«Великого доктора Кука» разоблачили его спутники-эскимосы. Кук считал их наивными дикарями. Но эскимосы неплохо разбирались в карте и великолепно ориентировались на льду. Они рассказали, что построили Куку хижину в 12 милях от одного из островов. Эскимосы сразу узнали тот снимок, под которым Кук написал: «На Северном полюсе». В действительности от хижины до полюса оставалось 900 километров!
Когда все это выяснилось, некоторые газеты объявили Кука «психологической загадкой». В самом деле, доктор прославил себя участием в полярных экспедициях, имел положение в обществе — и вдруг такой конфуз!
Какая там психологическая загадка! — возражали другие газеты.

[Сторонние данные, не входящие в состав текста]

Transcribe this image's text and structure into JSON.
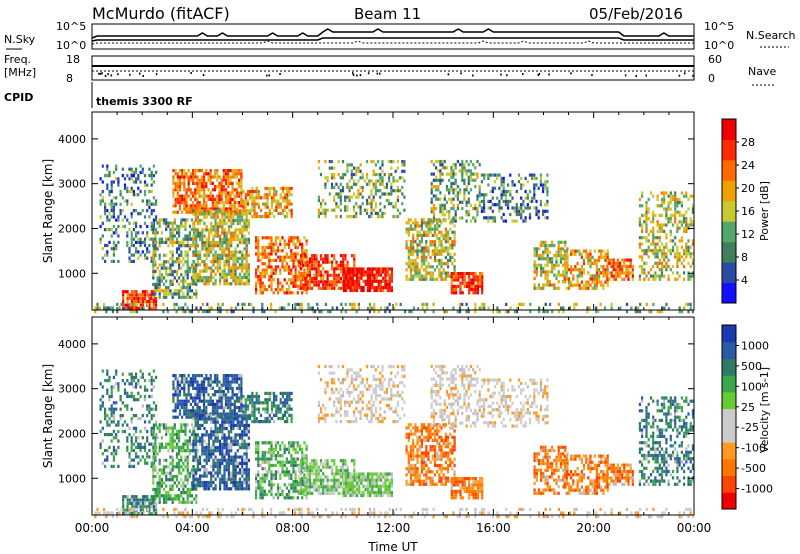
{
  "header": {
    "station": "McMurdo (fitACF)",
    "beam": "Beam 11",
    "date": "05/Feb/2016"
  },
  "side_labels": {
    "nsky": "N.Sky",
    "freq_line1": "Freq.",
    "freq_line2": "[MHz]",
    "cpid": "CPID",
    "nsearch": "N.Search",
    "nave": "Nave"
  },
  "summary_panel": {
    "nsky_ticks": [
      "10^5",
      "10^0"
    ],
    "nsearch_ticks": [
      "10^5",
      "10^0"
    ],
    "freq_ticks": [
      "18",
      "8"
    ],
    "nave_ticks": [
      "60",
      "0"
    ],
    "cpid_text": "themis 3300 RF"
  },
  "colors": {
    "power_scale": [
      "#1010ff",
      "#2a4aa8",
      "#3f7f5f",
      "#52a86a",
      "#c8c830",
      "#f0a000",
      "#ff6a00",
      "#ff2a00",
      "#ee0000"
    ],
    "velocity_scale": [
      "#ee0000",
      "#ff4400",
      "#ff7700",
      "#ff9922",
      "#cccccc",
      "#cccccc",
      "#66cc33",
      "#3aa84a",
      "#2f7a62",
      "#2a5aa8",
      "#1a3ab0"
    ],
    "ground_scatter": "#bbbbbb"
  },
  "chart_data": [
    {
      "type": "heatmap",
      "name": "power",
      "ylabel": "Slant Range [km]",
      "xlim": [
        "00:00",
        "24:00"
      ],
      "ylim": [
        180,
        4600
      ],
      "yticks": [
        1000,
        2000,
        3000,
        4000
      ],
      "colorbar_label": "Power [dB]",
      "colorbar_ticks": [
        4,
        8,
        12,
        16,
        20,
        24,
        28
      ],
      "colorbar_range": [
        0,
        30
      ]
    },
    {
      "type": "heatmap",
      "name": "velocity",
      "ylabel": "Slant Range [km]",
      "xlabel": "Time UT",
      "xticks": [
        "00:00",
        "04:00",
        "08:00",
        "12:00",
        "16:00",
        "20:00",
        "00:00"
      ],
      "xlim": [
        "00:00",
        "24:00"
      ],
      "ylim": [
        180,
        4600
      ],
      "yticks": [
        1000,
        2000,
        3000,
        4000
      ],
      "colorbar_label": "Velocity [m s-1]",
      "colorbar_ticks": [
        "1000",
        "500",
        "100",
        "25",
        "-25",
        "-100",
        "-500",
        "-1000"
      ]
    }
  ]
}
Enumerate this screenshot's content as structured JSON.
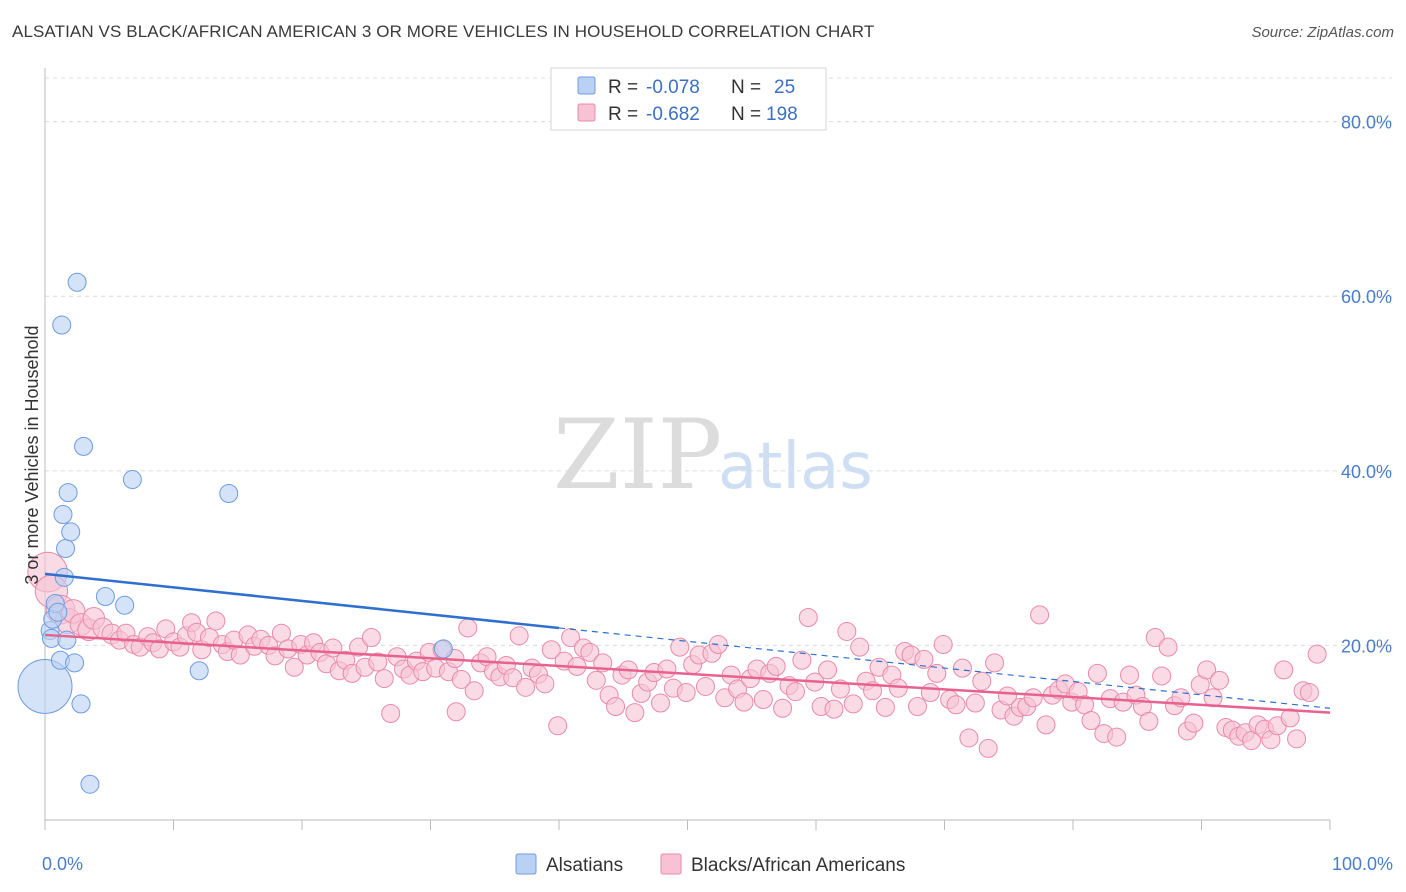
{
  "header": {
    "title": "ALSATIAN VS BLACK/AFRICAN AMERICAN 3 OR MORE VEHICLES IN HOUSEHOLD CORRELATION CHART",
    "source": "Source: ZipAtlas.com"
  },
  "watermark": {
    "zip": "ZIP",
    "atlas": "atlas"
  },
  "colors": {
    "blue_fill": "#b9d1f3",
    "blue_stroke": "#6e9be0",
    "blue_line": "#2f6fce",
    "pink_fill": "#f7c3d4",
    "pink_stroke": "#e98aaa",
    "pink_line": "#e8628e",
    "tick_label": "#4a7dc9",
    "grid": "#dcdcdc"
  },
  "legend": {
    "rows": [
      {
        "r_label": "R = ",
        "r_value": "-0.078",
        "n_label": "N = ",
        "n_value": "25",
        "series": "blue"
      },
      {
        "r_label": "R = ",
        "r_value": "-0.682",
        "n_label": "N = ",
        "n_value": "198",
        "series": "pink"
      }
    ],
    "bottom": [
      "Alsatians",
      "Blacks/African Americans"
    ]
  },
  "chart_data": {
    "type": "scatter",
    "xlabel": "",
    "ylabel": "3 or more Vehicles in Household",
    "xlim": [
      0,
      100
    ],
    "ylim": [
      0,
      85
    ],
    "x_tick_labels": [
      "0.0%",
      "100.0%"
    ],
    "y_ticks": [
      20,
      40,
      60,
      80
    ],
    "y_tick_labels": [
      "20.0%",
      "40.0%",
      "60.0%",
      "80.0%"
    ],
    "grid": true,
    "legend_placement": "top-center",
    "series": [
      {
        "name": "Alsatians",
        "color": "blue",
        "trend": {
          "x": [
            0,
            40
          ],
          "y": [
            28.2,
            22.0
          ],
          "dashed_to": [
            100,
            12.8
          ]
        },
        "points": [
          [
            0,
            15.3,
            3
          ],
          [
            0.4,
            21.7,
            1
          ],
          [
            0.5,
            20.8,
            1
          ],
          [
            0.6,
            23,
            1
          ],
          [
            0.8,
            24.8,
            1
          ],
          [
            1.0,
            23.8,
            1
          ],
          [
            1.2,
            18.3,
            1
          ],
          [
            1.3,
            56.7,
            1
          ],
          [
            1.4,
            35,
            1
          ],
          [
            1.5,
            27.8,
            1
          ],
          [
            1.6,
            31.1,
            1
          ],
          [
            1.7,
            20.6,
            1
          ],
          [
            1.8,
            37.5,
            1
          ],
          [
            2.0,
            33,
            1
          ],
          [
            2.3,
            18,
            1
          ],
          [
            2.5,
            61.6,
            1
          ],
          [
            2.8,
            13.3,
            1
          ],
          [
            3.0,
            42.8,
            1
          ],
          [
            3.5,
            4.1,
            1
          ],
          [
            4.7,
            25.6,
            1
          ],
          [
            6.2,
            24.6,
            1
          ],
          [
            6.8,
            39,
            1
          ],
          [
            12.0,
            17.1,
            1
          ],
          [
            14.3,
            37.4,
            1
          ],
          [
            31.0,
            19.6,
            1
          ]
        ]
      },
      {
        "name": "Blacks/African Americans",
        "color": "pink",
        "trend": {
          "x": [
            0,
            100
          ],
          "y": [
            21.2,
            12.3
          ]
        },
        "points": [
          [
            0.2,
            28.4,
            2.2
          ],
          [
            0.5,
            26.2,
            1.8
          ],
          [
            1.2,
            24.1,
            1.6
          ],
          [
            1.8,
            22.8,
            1.4
          ],
          [
            2.2,
            23.9,
            1.3
          ],
          [
            2.8,
            22.4,
            1.2
          ],
          [
            3.4,
            21.8,
            1.2
          ],
          [
            3.8,
            23.1,
            1.2
          ],
          [
            4.5,
            22.0,
            1.1
          ],
          [
            5.2,
            21.3,
            1.1
          ],
          [
            5.8,
            20.6,
            1
          ],
          [
            6.3,
            21.4,
            1
          ],
          [
            6.9,
            20.1,
            1
          ],
          [
            7.4,
            19.8,
            1
          ],
          [
            8.0,
            21.0,
            1
          ],
          [
            8.4,
            20.3,
            1
          ],
          [
            8.9,
            19.6,
            1
          ],
          [
            9.4,
            21.9,
            1
          ],
          [
            10.0,
            20.4,
            1
          ],
          [
            10.5,
            19.8,
            1
          ],
          [
            11.0,
            21.1,
            1
          ],
          [
            11.4,
            22.6,
            1
          ],
          [
            11.8,
            21.5,
            1
          ],
          [
            12.2,
            19.5,
            1
          ],
          [
            12.8,
            20.9,
            1
          ],
          [
            13.3,
            22.8,
            1
          ],
          [
            13.8,
            20.1,
            1
          ],
          [
            14.2,
            19.3,
            1
          ],
          [
            14.7,
            20.6,
            1
          ],
          [
            15.2,
            18.9,
            1
          ],
          [
            15.8,
            21.2,
            1
          ],
          [
            16.3,
            19.9,
            1
          ],
          [
            16.8,
            20.7,
            1
          ],
          [
            17.4,
            20.0,
            1
          ],
          [
            17.9,
            18.8,
            1
          ],
          [
            18.4,
            21.4,
            1
          ],
          [
            18.9,
            19.6,
            1
          ],
          [
            19.4,
            17.5,
            1
          ],
          [
            19.9,
            20.1,
            1
          ],
          [
            20.4,
            18.9,
            1
          ],
          [
            20.9,
            20.3,
            1
          ],
          [
            21.4,
            19.2,
            1
          ],
          [
            21.9,
            17.9,
            1
          ],
          [
            22.4,
            19.7,
            1
          ],
          [
            22.9,
            17.1,
            1
          ],
          [
            23.4,
            18.3,
            1
          ],
          [
            23.9,
            16.8,
            1
          ],
          [
            24.4,
            19.8,
            1
          ],
          [
            24.9,
            17.5,
            1
          ],
          [
            25.4,
            20.9,
            1
          ],
          [
            25.9,
            18.1,
            1
          ],
          [
            26.4,
            16.2,
            1
          ],
          [
            26.9,
            12.2,
            1
          ],
          [
            27.4,
            18.7,
            1
          ],
          [
            27.9,
            17.3,
            1
          ],
          [
            28.4,
            16.6,
            1
          ],
          [
            28.9,
            18.2,
            1
          ],
          [
            29.4,
            17.0,
            1
          ],
          [
            29.9,
            19.2,
            1
          ],
          [
            30.4,
            17.4,
            1
          ],
          [
            30.9,
            19.5,
            1
          ],
          [
            31.4,
            17.0,
            1
          ],
          [
            31.9,
            18.5,
            1
          ],
          [
            32.4,
            16.1,
            1
          ],
          [
            32.9,
            22.0,
            1
          ],
          [
            33.4,
            14.8,
            1
          ],
          [
            33.9,
            18.0,
            1
          ],
          [
            34.4,
            18.7,
            1
          ],
          [
            34.9,
            17.0,
            1
          ],
          [
            35.4,
            16.4,
            1
          ],
          [
            35.9,
            17.7,
            1
          ],
          [
            36.4,
            16.3,
            1
          ],
          [
            36.9,
            21.1,
            1
          ],
          [
            37.4,
            15.2,
            1
          ],
          [
            37.9,
            17.4,
            1
          ],
          [
            38.4,
            16.7,
            1
          ],
          [
            38.9,
            15.6,
            1
          ],
          [
            39.4,
            19.5,
            1
          ],
          [
            39.9,
            10.8,
            1
          ],
          [
            40.4,
            18.2,
            1
          ],
          [
            40.9,
            20.9,
            1
          ],
          [
            41.4,
            17.6,
            1
          ],
          [
            41.9,
            19.7,
            1
          ],
          [
            42.4,
            19.2,
            1
          ],
          [
            42.9,
            16.0,
            1
          ],
          [
            43.4,
            18.0,
            1
          ],
          [
            43.9,
            14.3,
            1
          ],
          [
            44.4,
            13.0,
            1
          ],
          [
            44.9,
            16.6,
            1
          ],
          [
            45.4,
            17.2,
            1
          ],
          [
            45.9,
            12.3,
            1
          ],
          [
            46.4,
            14.5,
            1
          ],
          [
            46.9,
            15.8,
            1
          ],
          [
            47.4,
            16.9,
            1
          ],
          [
            47.9,
            13.4,
            1
          ],
          [
            48.4,
            17.3,
            1
          ],
          [
            48.9,
            15.1,
            1
          ],
          [
            49.4,
            19.8,
            1
          ],
          [
            49.9,
            14.6,
            1
          ],
          [
            50.4,
            17.8,
            1
          ],
          [
            50.9,
            18.9,
            1
          ],
          [
            51.4,
            15.3,
            1
          ],
          [
            51.9,
            19.1,
            1
          ],
          [
            52.4,
            20.1,
            1
          ],
          [
            52.9,
            14.0,
            1
          ],
          [
            53.4,
            16.6,
            1
          ],
          [
            53.9,
            15.0,
            1
          ],
          [
            54.4,
            13.5,
            1
          ],
          [
            54.9,
            16.2,
            1
          ],
          [
            55.4,
            17.3,
            1
          ],
          [
            55.9,
            13.8,
            1
          ],
          [
            56.4,
            16.8,
            1
          ],
          [
            56.9,
            17.6,
            1
          ],
          [
            57.4,
            12.8,
            1
          ],
          [
            57.9,
            15.4,
            1
          ],
          [
            58.4,
            14.7,
            1
          ],
          [
            58.9,
            18.3,
            1
          ],
          [
            59.4,
            23.2,
            1
          ],
          [
            59.9,
            15.8,
            1
          ],
          [
            60.4,
            13.0,
            1
          ],
          [
            60.9,
            17.2,
            1
          ],
          [
            61.4,
            12.7,
            1
          ],
          [
            61.9,
            15.0,
            1
          ],
          [
            62.4,
            21.6,
            1
          ],
          [
            62.9,
            13.3,
            1
          ],
          [
            63.4,
            19.8,
            1
          ],
          [
            63.9,
            15.9,
            1
          ],
          [
            64.4,
            14.8,
            1
          ],
          [
            64.9,
            17.5,
            1
          ],
          [
            65.4,
            12.9,
            1
          ],
          [
            65.9,
            16.6,
            1
          ],
          [
            66.4,
            15.1,
            1
          ],
          [
            66.9,
            19.3,
            1
          ],
          [
            67.4,
            18.9,
            1
          ],
          [
            67.9,
            13.0,
            1
          ],
          [
            68.4,
            18.4,
            1
          ],
          [
            68.9,
            14.6,
            1
          ],
          [
            69.4,
            16.8,
            1
          ],
          [
            69.9,
            20.1,
            1
          ],
          [
            70.4,
            13.8,
            1
          ],
          [
            70.9,
            13.2,
            1
          ],
          [
            71.4,
            17.4,
            1
          ],
          [
            71.9,
            9.4,
            1
          ],
          [
            72.4,
            13.4,
            1
          ],
          [
            72.9,
            15.9,
            1
          ],
          [
            73.4,
            8.2,
            1
          ],
          [
            73.9,
            18.0,
            1
          ],
          [
            74.4,
            12.6,
            1
          ],
          [
            74.9,
            14.2,
            1
          ],
          [
            75.4,
            11.9,
            1
          ],
          [
            75.9,
            12.9,
            1
          ],
          [
            76.4,
            13.0,
            1
          ],
          [
            76.9,
            14.0,
            1
          ],
          [
            77.4,
            23.5,
            1
          ],
          [
            77.9,
            10.9,
            1
          ],
          [
            78.4,
            14.3,
            1
          ],
          [
            78.9,
            14.9,
            1
          ],
          [
            79.4,
            15.6,
            1
          ],
          [
            79.9,
            13.5,
            1
          ],
          [
            80.4,
            14.7,
            1
          ],
          [
            80.9,
            13.2,
            1
          ],
          [
            81.4,
            11.4,
            1
          ],
          [
            81.9,
            16.8,
            1
          ],
          [
            82.4,
            9.9,
            1
          ],
          [
            82.9,
            13.9,
            1
          ],
          [
            83.4,
            9.5,
            1
          ],
          [
            83.9,
            13.5,
            1
          ],
          [
            84.4,
            16.6,
            1
          ],
          [
            84.9,
            14.3,
            1
          ],
          [
            85.4,
            13.0,
            1
          ],
          [
            85.9,
            11.3,
            1
          ],
          [
            86.4,
            20.9,
            1
          ],
          [
            86.9,
            16.5,
            1
          ],
          [
            87.4,
            19.8,
            1
          ],
          [
            87.9,
            13.1,
            1
          ],
          [
            88.4,
            14.0,
            1
          ],
          [
            88.9,
            10.2,
            1
          ],
          [
            89.4,
            11.1,
            1
          ],
          [
            89.9,
            15.5,
            1
          ],
          [
            90.4,
            17.2,
            1
          ],
          [
            90.9,
            14.0,
            1
          ],
          [
            91.4,
            16.0,
            1
          ],
          [
            91.9,
            10.6,
            1
          ],
          [
            92.4,
            10.3,
            1
          ],
          [
            92.9,
            9.6,
            1
          ],
          [
            93.4,
            10.0,
            1
          ],
          [
            93.9,
            9.1,
            1
          ],
          [
            94.4,
            10.9,
            1
          ],
          [
            94.9,
            10.4,
            1
          ],
          [
            95.4,
            9.2,
            1
          ],
          [
            95.9,
            10.8,
            1
          ],
          [
            96.4,
            17.2,
            1
          ],
          [
            96.9,
            11.7,
            1
          ],
          [
            97.4,
            9.3,
            1
          ],
          [
            97.9,
            14.8,
            1
          ],
          [
            98.4,
            14.6,
            1
          ],
          [
            99.0,
            19.0,
            1
          ],
          [
            32.0,
            12.4,
            1
          ]
        ]
      }
    ]
  }
}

Просто этот ловкач Кук сумел захватить приз под самым носом у Пири, да еще заработать кучу денег лекциями и книжкой. А история с ученым Рассмусеном — тоже психологическая загадка? У этого Рассмусена где-то там, во льдах, не хватило продовольствия, и ему уже ничего не оставалось, как жевать лямки от собачьей упряжки. Но тут подвернулся доктор Кук. Он дал Рассмусену провизии в обмен на кучу голубых песцов, хорошо заработав на этом деле. А на обратном пути Кук нашел в хижине Рассмусена проданные этому простофиле продукты и сам же воспользовался ими!
Пири после победы на скачках к полюсу уже не путешествовал в Арктике. Он достиг своей цели. Его имя навсегда осталось в истории географических открытий.
Говорят, что Пири был больше спортсменом, чем ученым. Но он и не приписывал себе научных заслуг. В последнем походе к полюсу Пири пытался лишь измерить глубины океана. Однако во время многолетних разведок он выполнил немало важных исследований ледникового покрова Гренландии и дрейфа льдов в океане.
Наиболее известный портрет покорителя полюса необычен не только потому, что Пири снят в странном меховом костюме, делающем его похожим на «снежного человека». Необычно лицо победителя: усталый, безразличный, старый человек, у которого обвисли усы и потухли глаза…
На "острове метелей"
Мне памятна далекая весна 1930 года.
Вместе с дипломом я получил назначение на Дальний Восток. Моя жизнь изыскателя должна была начаться на Амуре. Когда я приехал в Хабаровск, экспедиции уже готовились в путь. Несколько дней спустя пароход «Ильич» высадил нас у амурской казачьей станицы Михайло-Семеновской. Здесь каждый получил задание.
Мне предстояло начинать топографическую съемку возле деревни Лазаревой, потом перебраться в соседнее большое село Бабстово, через которое проходила знаменитая «колесуха» — бывший каторжный тракт, забытый и заросший.
Бабстово? Странное название. Оказалось, что село назвали в честь казачьего офицера Бабста. А казачий сотник Лазарев увековечил свою фамилию по соседству.
Большинство лазаревцев жило охотой. Охота в Приамурье тогда была фантастической: дикие фазаны забегали в лопухи за огородами и крик их, похожий и не похожий на петушиный, раздавался вдруг среди дремотной тишины. Да что фазаны! Возле лавки Дальторга видел я охотника со свежей, еще не выделанной шкурой тигра. У болот при дороге из Лазаревой в соседнее село водились свирепые кабаны. В таежных падях Даурского хребта били медведей. Коз лазаревцы стреляли, не соскакивая с седла.
В горнице, где я поселился, из украшенной бумажными розами рамки глядели усатые бравые казаки в мундирах Амурского войска. На стене висели шашки в потертых черных ножнах. Хозяин, старый, припадавший на правую ногу вояка, не считал меня стоящим человеком. Он видел, что в седле я сижу «как пес на заборе» — и это в краю, где мальчишек с четырех лет приучают к коню!
Потом старик немного оттаял, узнав, что я, выросший в городе, верхом езжу впервые в жизни и что Лазарева — первое место моей самостоятельной работы. Как-то мой хозяин упомянул, что хаживал в тайгу с Владимиром Клавдиевичем Арсеньевым. Я, понятно, набросился на старика с расспросами: какой же изыскатель не зачитывался «Дерсу Узала», чудесной книгой о следопыте уссурийской тайги? Но старик в ответ только невнятно бурчал: было похоже, что знаменитый путешественник за какие-то прегрешения отчислил его из экспедиции.
А не ходил ли с Арсеньевым еще кто из лазаревцев? Да, было дело, ходил парнишка Гошка Ушаков, только он сызмальства подался из родной деревни в Хабаровск и домой давненько не наведывался…
И вот четыре десятка лет спустя я сижу на Суворовском бульваре в здании, которое москвичи знают как Дом полярника. На его фасаде мемориальная доска: здесь жил выдающийся исследователь Арктики Георгий Алексеевич Ушаков.